Le leader du mouvement M23 patriotique qui est d’avis que Moubarack LO, désormais ex-Directeur de cabinet adjoint du président Sall. Au-delà des 2,5 milliards que Macky Sall aurait gaspillés, il y a plus grave que le fumeux rapport du « Doing Business ». Cheikh Sadibou Diop soutient que le dernier document produit par le Programme des Nations Unies pour le Développement (PNUD) dans son diagnostic des conditions d’existence des populations, « classe le Sénégal 154ème sur 187 pays ». Ce, en tenant compte des « trois (3) handicaps de l’économie sénégalaise : l’administration, l’énergie et le secteur privé ».



"Il y a beaucoup de gens de l'Alliance pour la République (APR) qui critiquent les propos de Moubarack LO. Mais ce qu'ils ne savent pas c'est qu'il n'a encore rien dit parce que le dernier résultat du rapport du PNUD concernant l'Indice de Développement Humain (IDH), classe le Sénégal 154ème sur 187 pays" assène le leader du mouvement M23 patriotique, Cheikh Sadibou Diop qui précise.

"L'IDH est beaucoup plus sérieux du point de vue calcul que le rapport Doing Business et le taux de croissance car, révélant avec exactitude le mieux-être des populations. Il se fonde sur trois (3) critères majeurs que sont l'espérance de vie, le niveau d'éducation et de vie". Et le leader d'annoncer pire.  "La note du Sénégal à l'IDH de O,47 qui est en deçà de la moyenne de l'Afrique subsaharienne qui est de 0,475. Donc Maoubarack LO n'a pas encore révélé. C'est ce que les économistes appellent les trois handicaps majeurs: L'inefficacité de son administration, une gestion catastrophique de son ministère de l'Energie, la faiblesse de son secteur privé".

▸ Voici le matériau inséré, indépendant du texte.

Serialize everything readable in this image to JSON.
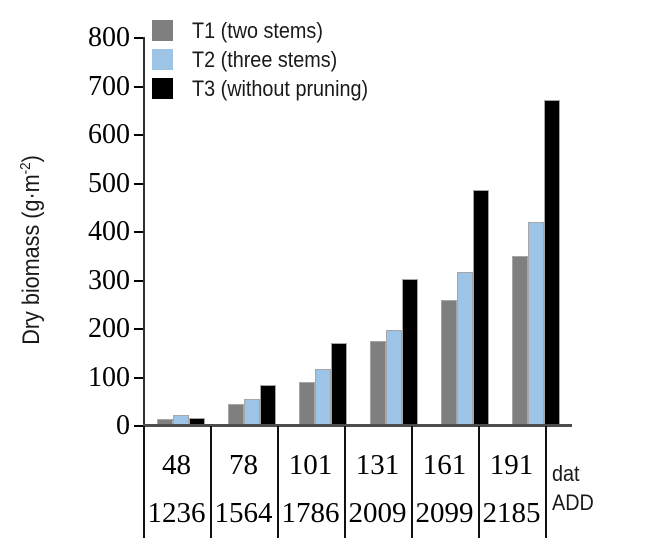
{
  "y_axis": {
    "title_prefix": "Dry biomass (g·m",
    "title_sup": "-2",
    "title_suffix": ")",
    "min": 0,
    "max": 800,
    "tick_step": 100,
    "tick_labels": [
      "0",
      "100",
      "200",
      "300",
      "400",
      "500",
      "600",
      "700",
      "800"
    ]
  },
  "x_table": {
    "row1_label": "dat",
    "row2_label": "ADD",
    "dat_values": [
      "48",
      "78",
      "101",
      "131",
      "161",
      "191"
    ],
    "add_values": [
      "1236",
      "1564",
      "1786",
      "2009",
      "2099",
      "2185"
    ]
  },
  "colors": {
    "t1_gray": "#7f7f7f",
    "t2_blue": "#9dc3e6",
    "t3_black": "#000000",
    "axis": "#2e2e2e"
  },
  "chart_data": {
    "type": "bar",
    "title": "",
    "ylabel": "Dry biomass (g·m⁻²)",
    "ylim": [
      0,
      800
    ],
    "ytick_step": 100,
    "grid": false,
    "legend_position": "top-left-inside",
    "categories_dat": [
      "48",
      "78",
      "101",
      "131",
      "161",
      "191"
    ],
    "categories_add": [
      "1236",
      "1564",
      "1786",
      "2009",
      "2099",
      "2185"
    ],
    "series": [
      {
        "key": "T1",
        "name": "T1 (two stems)",
        "color": "#7f7f7f",
        "values": [
          15,
          45,
          90,
          175,
          260,
          350
        ]
      },
      {
        "key": "T2",
        "name": "T2 (three stems)",
        "color": "#9dc3e6",
        "values": [
          22,
          56,
          117,
          198,
          318,
          420
        ]
      },
      {
        "key": "T3",
        "name": "T3 (without pruning)",
        "color": "#000000",
        "values": [
          17,
          85,
          172,
          303,
          487,
          672
        ]
      }
    ]
  }
}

Un secteur selon Cheikh Sadibou Diop qui "a besoin de la protection de l'Etat pour faire face à l'importance anarchique de nos commerçants" mais qui "vient de recevoir un autre coup de frein qu'est l'Impôt sur les Sociétés (SI) qui, s'il n'est pas le plus élevé dans la zone de l'Union Economique et Monétaire de l'Ouest Africain (UEMOA).

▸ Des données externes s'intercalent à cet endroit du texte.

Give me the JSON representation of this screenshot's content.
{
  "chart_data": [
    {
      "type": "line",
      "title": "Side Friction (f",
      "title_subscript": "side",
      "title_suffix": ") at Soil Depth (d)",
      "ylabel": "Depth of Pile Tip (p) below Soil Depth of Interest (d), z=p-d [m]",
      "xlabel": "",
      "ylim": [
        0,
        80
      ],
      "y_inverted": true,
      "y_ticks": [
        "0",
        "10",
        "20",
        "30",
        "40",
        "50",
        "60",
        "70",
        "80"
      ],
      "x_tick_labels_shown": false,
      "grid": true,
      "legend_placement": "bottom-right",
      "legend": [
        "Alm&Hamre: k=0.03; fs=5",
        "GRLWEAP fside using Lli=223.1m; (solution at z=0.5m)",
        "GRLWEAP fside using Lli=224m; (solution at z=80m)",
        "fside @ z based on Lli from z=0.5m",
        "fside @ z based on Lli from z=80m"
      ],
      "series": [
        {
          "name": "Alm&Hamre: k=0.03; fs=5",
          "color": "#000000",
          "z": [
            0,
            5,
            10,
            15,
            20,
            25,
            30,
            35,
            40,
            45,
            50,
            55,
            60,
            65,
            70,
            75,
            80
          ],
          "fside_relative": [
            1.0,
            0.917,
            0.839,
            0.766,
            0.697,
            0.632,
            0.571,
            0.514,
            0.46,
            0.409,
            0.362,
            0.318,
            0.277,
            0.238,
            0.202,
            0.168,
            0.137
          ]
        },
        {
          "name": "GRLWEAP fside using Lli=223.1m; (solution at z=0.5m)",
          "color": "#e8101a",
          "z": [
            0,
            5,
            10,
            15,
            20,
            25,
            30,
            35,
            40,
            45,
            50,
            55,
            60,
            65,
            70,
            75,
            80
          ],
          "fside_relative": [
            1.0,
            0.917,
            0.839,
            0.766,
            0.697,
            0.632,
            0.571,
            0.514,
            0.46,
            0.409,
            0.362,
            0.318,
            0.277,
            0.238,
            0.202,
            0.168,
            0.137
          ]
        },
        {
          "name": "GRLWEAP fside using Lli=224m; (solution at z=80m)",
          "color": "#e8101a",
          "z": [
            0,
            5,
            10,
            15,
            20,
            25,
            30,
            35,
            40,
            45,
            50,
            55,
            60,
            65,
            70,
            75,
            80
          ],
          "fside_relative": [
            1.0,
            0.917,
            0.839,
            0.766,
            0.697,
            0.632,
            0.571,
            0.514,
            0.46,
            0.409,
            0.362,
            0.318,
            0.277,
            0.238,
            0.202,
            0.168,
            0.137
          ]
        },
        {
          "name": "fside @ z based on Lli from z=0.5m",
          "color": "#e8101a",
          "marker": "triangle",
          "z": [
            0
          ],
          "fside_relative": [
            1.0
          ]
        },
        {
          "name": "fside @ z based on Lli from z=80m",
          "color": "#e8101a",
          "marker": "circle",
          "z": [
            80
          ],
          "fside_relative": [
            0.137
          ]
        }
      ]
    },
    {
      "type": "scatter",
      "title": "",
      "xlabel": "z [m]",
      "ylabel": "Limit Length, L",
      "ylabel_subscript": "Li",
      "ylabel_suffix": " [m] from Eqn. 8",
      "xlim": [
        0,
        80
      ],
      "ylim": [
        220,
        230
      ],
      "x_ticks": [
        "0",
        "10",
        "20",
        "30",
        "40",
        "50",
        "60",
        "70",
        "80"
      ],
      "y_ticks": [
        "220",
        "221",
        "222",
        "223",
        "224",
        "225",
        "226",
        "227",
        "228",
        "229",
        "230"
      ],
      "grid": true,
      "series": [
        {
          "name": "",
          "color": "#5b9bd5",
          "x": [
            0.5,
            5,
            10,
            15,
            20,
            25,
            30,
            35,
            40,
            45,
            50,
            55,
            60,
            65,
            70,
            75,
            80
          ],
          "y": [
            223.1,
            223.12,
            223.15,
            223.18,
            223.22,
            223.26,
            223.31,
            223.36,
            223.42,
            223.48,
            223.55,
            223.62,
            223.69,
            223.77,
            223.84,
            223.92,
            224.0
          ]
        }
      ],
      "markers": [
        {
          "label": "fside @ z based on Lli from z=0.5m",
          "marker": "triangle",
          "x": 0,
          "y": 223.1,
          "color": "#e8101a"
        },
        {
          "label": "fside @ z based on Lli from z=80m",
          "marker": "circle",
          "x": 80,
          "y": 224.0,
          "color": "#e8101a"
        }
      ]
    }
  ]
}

"Quand au secteur énergétique , avec la médiocre production que nous connaissons, il empêche aux Petites et Moyennes Entreprises (PME) et Petites et Moyennes Industries (PMI) de fonctionner normalement", explique ce dernier qui en ce qui concerne l'administration, lâche que "la preuve palpable de son inefficacité est caractérisée par le report par le Sénégal de sa rencontre avec le groupe consultatif du Paris du fait d'une impréparation" sur les colonnes du journal "l'as".